Suppose such $\nu$ exists. Consider its Hahn decomposition $\mathbb{R} = H^+ \cup H^-$. Since $H^+ \in \mathfrak{L}(\mathbb{R})$, it can be written $H^+ = B^+ \cup N^+$ where $B^+$ is Borel and $N^+$ is Lebesgue-null. By assumption $\nu(B^+) = 0$ so we must have $\nu(N^+) > 0$, and $\nu$ is positive on $N^+$. Now every subset of $N^+$ is Lebesgue measurable, so $\nu$ is defined for every such subset. Thus define $\mu(A) = \nu(A \cap N^+)$ for any subset $A \subset \mathbb{R}$. This is a nontrivial, countably additive, finite, positive measure on $2^{\mathbb{R}}$, which we may rescale to a probability measure. And since singletons are Borel, and therefore have $\nu$-measure zero, $\mu$ is atomless.
Gerald's answer, with Michael's comments, seems to be establishing the converse, that the existence of a real-valued measurable cardinal implies the existence of a desired $\nu$. Combining these would show that the original statement is independent of ZFC.
a converse of Nate Eldridge's comment
not a proof, too long for a comment
Suppose there is a real-valued measurable cardinal. We want to show there is a measure as requested.

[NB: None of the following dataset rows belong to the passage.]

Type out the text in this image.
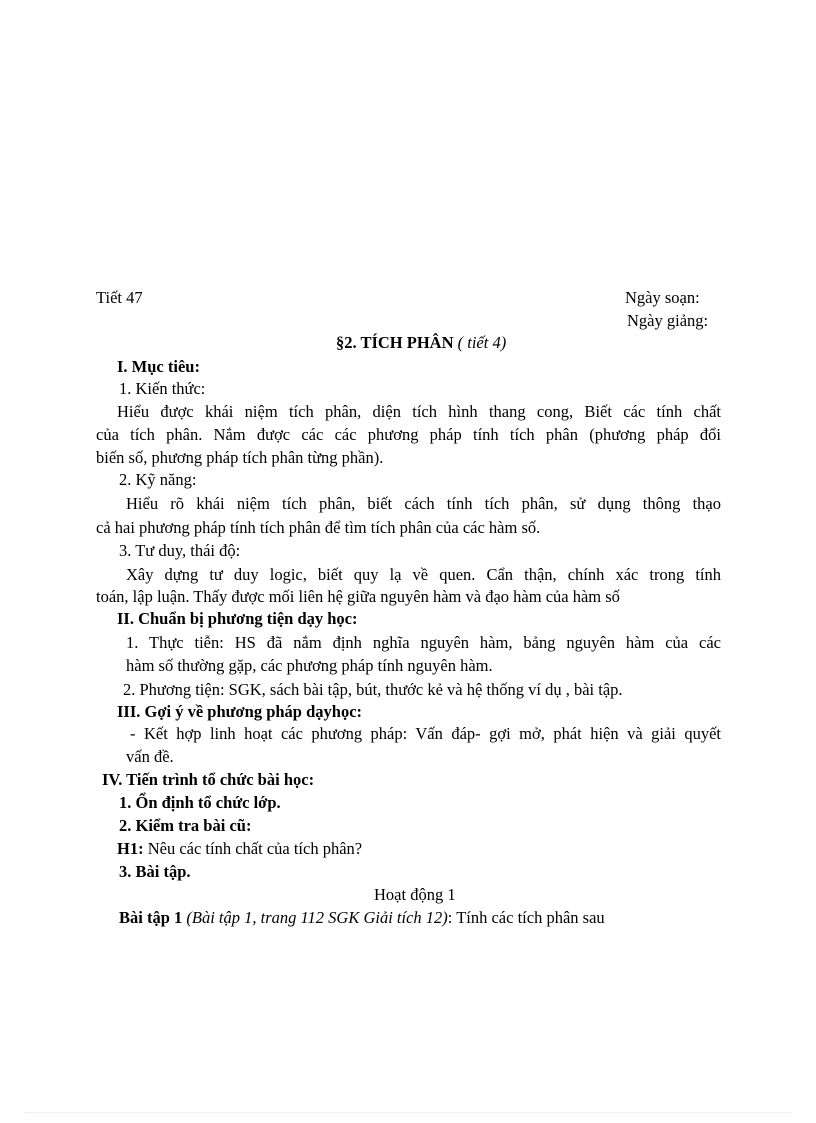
Tiết 47	Ngày soạn:
Ngày giảng:
§2. TÍCH PHÂN ( tiết 4)
I. Mục tiêu:
1. Kiến thức:
Hiểu được khái niệm tích phân, diện tích hình thang cong, Biết các tính chất
của tích phân. Nắm được các các phương pháp tính tích phân (phương pháp đổi
biến số, phương pháp tích phân từng phần).
2. Kỹ năng:
Hiểu rõ khái niệm tích phân, biết cách tính tích phân, sử dụng thông thạo
cả hai phương pháp tính tích phân để tìm tích phân của các hàm số.
3. Tư duy, thái độ:
Xây dựng tư duy logic, biết quy lạ về quen. Cẩn thận, chính xác trong tính
toán, lập luận. Thấy được mối liên hệ giữa nguyên hàm và đạo hàm của hàm số
II. Chuẩn bị phương tiện dạy học:
1. Thực tiễn: HS đã nắm định nghĩa nguyên hàm, bảng nguyên hàm của các
hàm số thường gặp, các phương pháp tính nguyên hàm.
2. Phương tiện: SGK, sách bài tập, bút, thước kẻ và hệ thống ví dụ , bài tập.
III. Gợi ý về phương pháp dạyhọc:
- Kết hợp linh hoạt các phương pháp: Vấn đáp- gợi mở, phát hiện và giải quyết
vấn đề.
IV. Tiến trình tổ chức bài học:
1. Ổn định tổ chức lớp.
2. Kiểm tra bài cũ:
H1: Nêu các tính chất của tích phân?
3. Bài tập.
Hoạt động 1
Bài tập 1 (Bài tập 1, trang 112 SGK Giải tích 12): Tính các tích phân sau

There is a probability measure $\mu : \mathfrak P([0,1]) \to [0,1]$. We may assume $\mu([0,t]) = t$ for $0 \le t \le 1$.
Using AC of course, can we show the existence of a set $X \subseteq [0,1]$
with
$$
\mu(X \cap [0,t]) = t/2\quad \text{for all }t \in [0,1]\quad?
\tag1
$$
We can deduce from this:
$$
\mu\big(X \cap B\big) = \frac{1}{2}\lambda\big(B\cap[0,1]\big)
\quad\text{for all Borel sets }B.
\tag2$$
Then the signed measure we want will be
$$
\nu(E) = \mu\big(X \cap E\big) - \mu\big((\,[0,1]\setminus X)\cap E\big)
$$
From $(2)$ we can prove that $\nu(B) = 0$ for all Borel sets $B$.
Addendum. If we cannot prove $(1)$ for an arbitrary measure $\mu$ as described, maybe we can construct $\mu$ together with $X$ in order to get $(1)$.